Incommensurability and the pressure to conform

This notion of moral praxis is attractive to me, because at least it would effectively eliminate hypocrisy. Of course, there will still be the difficulty that different integral people can practise differing ethics. Both could legitimately claim that their moral 'experiments' thereby confirmed their hypotheses. That might be what makes ethics a level 3 discipline: the fact that there simply are not enough rules to determine what constitutes a confirmation or disconfirmation of a hypothesis.

You are assuming that both moral perspectives cannot be right at once. A subjectivist might identify the truth of a moral statement as simply determined by the individual subject.

Ah, but one of the things that I argue is that moral arguments are legitimate. It is very tempting to conclude that ethics is subjective, but this is very difficult to practice consistently. Even if the determinant of the truth-value of a moral statement inheres in the subject, we are still going to value that other people share our moral views. The evidence for this is both phenomenological, empirical and anecdotal. Stevenson relies upon the idea as part of his theory of emotivism for ethics, that part of the emotional meaning of a moral statement is a prescription that others do what one wants. If we are to value a non-coercive approach to this kind of regulation, then we need arguments to justify our positions.

This brings us to the point of incommensurability. There is no reason why two different perspectives are reconcilable in principle. In fact, if there is to be any room for pure speculation, then there will always be the possibility to break off in another direction with new foundational assumptions that cannot be reconciled with others' views.

Well, The Structure of Scientific Revolutions (SSR) is making one thing perfectly clear. There is no reason a priori to suppose that the differing theories of scientists are any more commensurable than those in ethics. Yet science has achieved level 2, and ethics is still at level 3. This is particularly surprising given the remarkable elasticity of a theory such as utilitarianism. When one compares it with the early versions of the fluid theory of electricity, it seems to have far more applications than the latter. Yet the latter was accepted as a scientific paradigm for well over a hundred years, while utilitarianism is far from being considered a moral paradigm.

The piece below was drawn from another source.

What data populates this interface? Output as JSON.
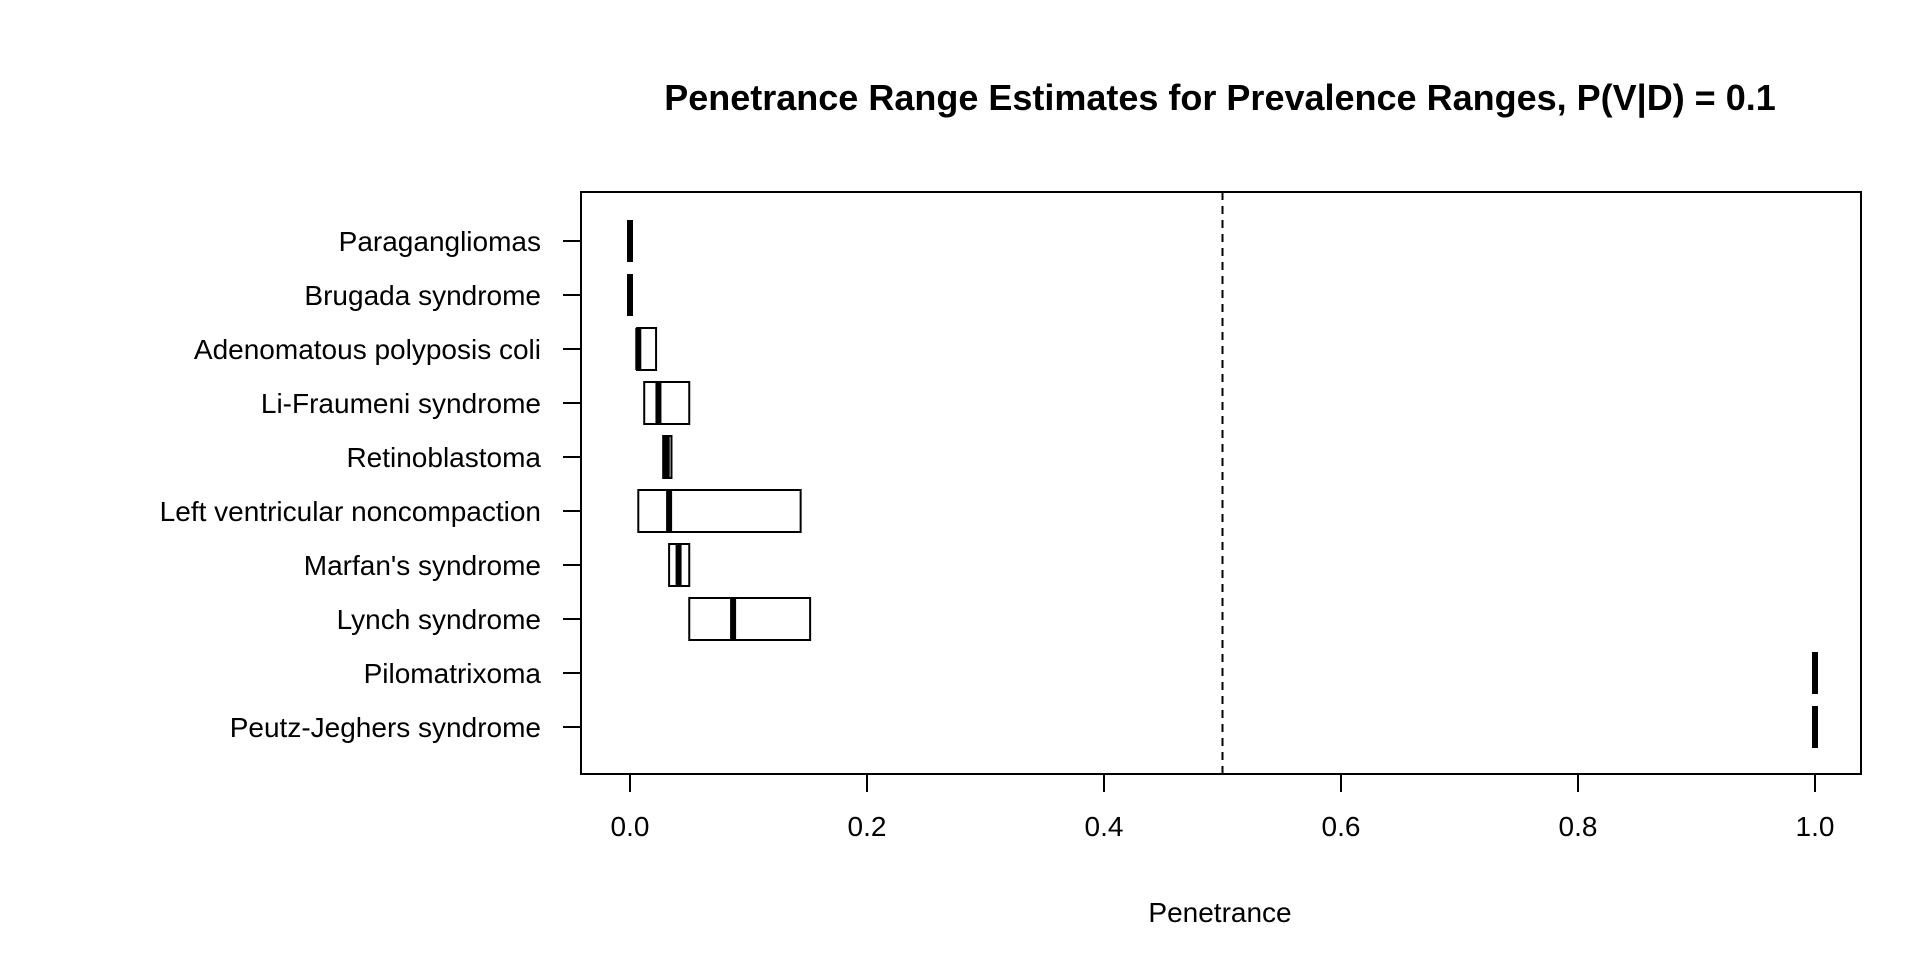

There is only one reason that I can fathom for this. In the culture of science, there is far more pressure to reach a consensus than in philosophy. Philosophy contains a culture of pure speculation that resists any attempt to arrive at paradigmatic assumptions. The scientific culture, on the other hand, is much quicker to jump on the bandwagon of a theory that shows promise of explanatory and predictive power. I think that these cultural forces have to be understood as essentially arational. There seems no reason in principle why science couldn't encourage pure speculation, resulting in a fragmented, perspectivist picture of the universe. Nor does there seem any reason in principle why the culture of philosophy could not put pressure on people to form a consensus.

Why, then, is there this cultural difference? First, why is there not a cultural pressure in philosophy to conform to some kind of consensus of opinion? The only reason seems to me to be that that is not the meta-theoretical motive of the philosopher at all. The point of philosophy is often described as being to move beyond the veil of received opinion, questioning any assumption that is put forward. In so doing, it will create an opening for the formation of two different, opposing but self-consistent perspectives. As Kuhn discusses in SSR, a set of assumptions must be shared in order to arrive at any non-coercive convergence of opinion. But the skeptical nature of the philosophical project is destructive to the very commonality that it would require for that convergence. The natural tendency of philosophy over time is therefore to bifurcate into a multiplicity of incommensurable views. The tendency of science, on the other hand, is to eliminate different views by whatever means it can that are not explicitly irrational. As such, a pre-paradigmatic school does not triumph by being completely successful with a single problem. It does not even have to be notably successful with a large number of problems. At the start, the triumph is largely a promise of success discoverable in selected and still incomplete examples, and 'normal science' consists in the actualisation of that promise. (pp.23-24.)

Why, then, is there such a cultural pressure in science to reach a consensus of opinion? I cannot speak with as great an authority about this subject as I can about philosophy, since I am a philosopher by training, not a scientist. But still, it seems to me as an outsider that part of the general project of science is rather complementary to that of philosophy. That is, the point of philosophy in many ways is to move beyond the veil of received opinion. On the other hand, the point of science, in part, is to be received opinion. Philosophy is an inherently skeptical, questioning project that encourages a multiplicity of views. Science, by nature, is non-skeptical and conservative, and encourages a monolithic world-view. It must accomplish this through the rules of reason, but this is still consistent with certain arational pressures to reach a conformity of views that precludes much pure speculation. The fact that science can achieve a consensus so successfully is part of what gives it a veneer of authority, the authority of received opinion. Pure speculation is counter-productive to a consensus and would therefore undermine science's authority. Support for this claim can be found on p.24 of Kuhn. During the process of normal science, as he notes, scientists are actually very intolerant of any new theories that contradict the dominant paradigm.